In the Pursuit of Success

Nusaira Hassan
4 min readMay 8, 2020

I watched the famous Will Smith movie, ‘The Pursuit of Happyness’, when I was just a kid. At that time, I didn’t really understand the theme or what the message was. Now, that I am all grown up, I am not sure I still do.

Coming from a privileged family, with a stellar education and access to the best that my country has to offer, my take on the world was innocent, to say the least. University, with its vast array of characters, was an eye-opener on so many levels. In my 4 years there, I believed I could craft the formula for success. I believed that the world was truly my oyster. And that, with the right recipe, I could create my own niche and rise truly and well above the rest, and climb the staircase of meritocracy. But this isn’t another take on the education system or the failing job market. It’s not even the drastic outcomes of the Covid-19. No, its not about recession and finding myself in isolation during the nationwide lockdown. It's more personal than that, it's more unique than that, but in the centre of it all, it really is just another coming-of-age story. Although I am not sure if it applies to a twenty-something individual embarking on her career.

I’m just a girl trying to put her convoluted thoughts into some semblance of clarity.

Having set out in the real world, I too had high hopes. The job offers didn’t come rolling. All the promises of money, swag and fame seemed to go up in flames. And all the people that mattered, still matter. I guess some things don’t really change.

My post-university life has been 7 months into the making. It’s nowhere near to what I thought it would be. In fact, it's completely opposite to where I envisaged myself the same time last year. But if the lockdown and the social distancing taught me anything, it is that plenty of free time is fertile for your mind to wander and plant all kinds of thoughts. Somedays you have severe bouts of Impostor Syndrome. On other days, you feel the world has no place for meritocracy and the entire universe is plotting to ruin your happiness.

When I got my first job offer, I thought I would be ecstatic and no matter what it would be, I would still choose to do it. But I caught the whiff of bigger fish, and avarice won. And I gave up the opportunity to pursue a career in the development sector. Soon enough, I got more offers.

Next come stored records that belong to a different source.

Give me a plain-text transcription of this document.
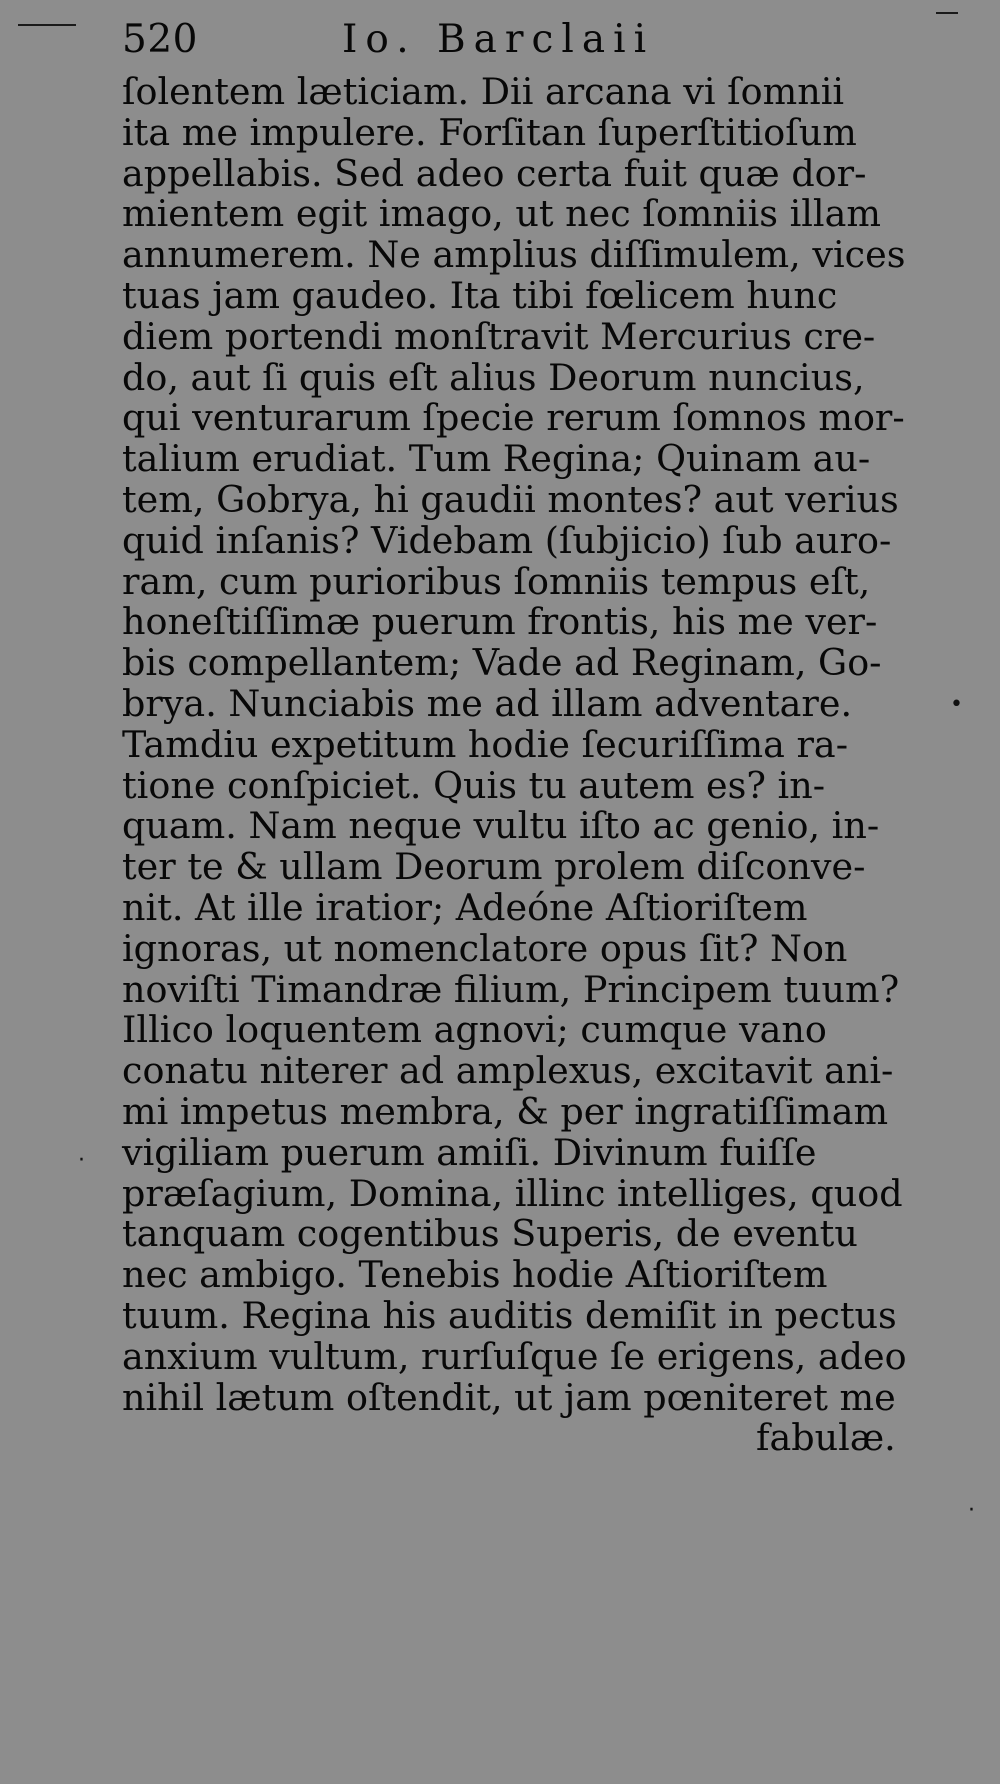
520	Io. Barclaii
ſolentem læticiam. Dii arcana vi ſomnii
ita me impulere. Forſitan ſuperſtitioſum
appellabis. Sed adeo certa fuit quæ dor-
mientem egit imago, ut nec ſomniis illam
annumerem. Ne amplius diſſimulem, vices
tuas jam gaudeo. Ita tibi fœlicem hunc
diem portendi monſtravit Mercurius cre-
do, aut ſi quis eſt alius Deorum nuncius,
qui venturarum ſpecie rerum ſomnos mor-
talium erudiat. Tum Regina; Quinam au-
tem, Gobrya, hi gaudii montes? aut verius
quid inſanis? Videbam (ſubjicio) ſub auro-
ram, cum purioribus ſomniis tempus eſt,
honeſtiſſimæ puerum frontis, his me ver-
bis compellantem; Vade ad Reginam, Go-
brya. Nunciabis me ad illam adventare.
Tamdiu expetitum hodie ſecuriſſima ra-
tione conſpiciet. Quis tu autem es? in-
quam. Nam neque vultu iſto ac genio, in-
ter te & ullam Deorum prolem diſconve-
nit. At ille iratior; Adeóne Aſtioriſtem
ignoras, ut nomenclatore opus ſit? Non
noviſti Timandræ filium, Principem tuum?
Illico loquentem agnovi; cumque vano
conatu niterer ad amplexus, excitavit ani-
mi impetus membra, & per ingratiſſimam
vigiliam puerum amiſi. Divinum fuiſſe
præſagium, Domina, illinc intelliges, quod
tanquam cogentibus Superis, de eventu
nec ambigo. Tenebis hodie Aſtioriſtem
tuum. Regina his auditis demiſit in pectus
anxium vultum, rurſuſque ſe erigens, adeo
nihil lætum oſtendit, ut jam pœniteret me
fabulæ.
•
·
·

Embarking on a professional career that can define your future and who you end up being in the years to come would seemingly require a lot of thought and sweat over. I was no different. I racked my brains trying to find the right equation to get the right answer. I thought the ideal job was all about the right motivators and the correct hygiene factors clicking. The minor in Human Resources would tell me if I quit my job, it would be over the boss, and never the job. But real life and textbooks have little in common. And the complexities arose. I am still not sure if I am heading in the right direction or where, if that is, I should apply the brakes on this fast-moving vehicle that we call career trajectory.

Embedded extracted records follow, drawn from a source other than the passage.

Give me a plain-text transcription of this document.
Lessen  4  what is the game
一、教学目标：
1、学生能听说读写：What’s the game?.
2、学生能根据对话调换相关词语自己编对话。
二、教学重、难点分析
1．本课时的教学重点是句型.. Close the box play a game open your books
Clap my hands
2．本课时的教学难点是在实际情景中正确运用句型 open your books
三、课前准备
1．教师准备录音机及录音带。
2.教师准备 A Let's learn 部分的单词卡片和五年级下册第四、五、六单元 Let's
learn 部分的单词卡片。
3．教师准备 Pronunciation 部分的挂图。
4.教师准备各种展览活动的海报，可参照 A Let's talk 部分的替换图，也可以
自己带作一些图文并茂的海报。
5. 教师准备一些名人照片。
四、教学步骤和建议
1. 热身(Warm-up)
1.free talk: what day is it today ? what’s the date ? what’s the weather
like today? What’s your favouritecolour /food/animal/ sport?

Life really is more complex than that. The job you thought would define you doesn’t even let you have a final interview. The lifestyle you thought would define your status and your worth to the whole world no longer matters when the same world is simply too worried about a deadly pandemic. Your existence can never be boiled down to a few lines on a joining letter. But it can add value to your resume. The silence in your head is magnified manifold when you have nothing to wake up in the morning to. Life is quite simply way more complicated than that. The large, open skies never seemed so blue before. It could be the lack of pollution since all the industries are shut down. Or it could be your newfound perspective on life. Take a breather, take a step back, that’s the mantra I have now. I take each day as it comes. I don’t plot myself too far into the future. I don’t try to read too deep into the lines. Or, read too much into what people are trying to say.

Quite simply, when you need clarity in life, sometimes the easiest way out is to take things at their face value.

My journey so far has been full of self-realizations and new discoveries. I am not sure what it's going to be like 2 months from now. Or even, two weeks from now on. But its time to take a breather now.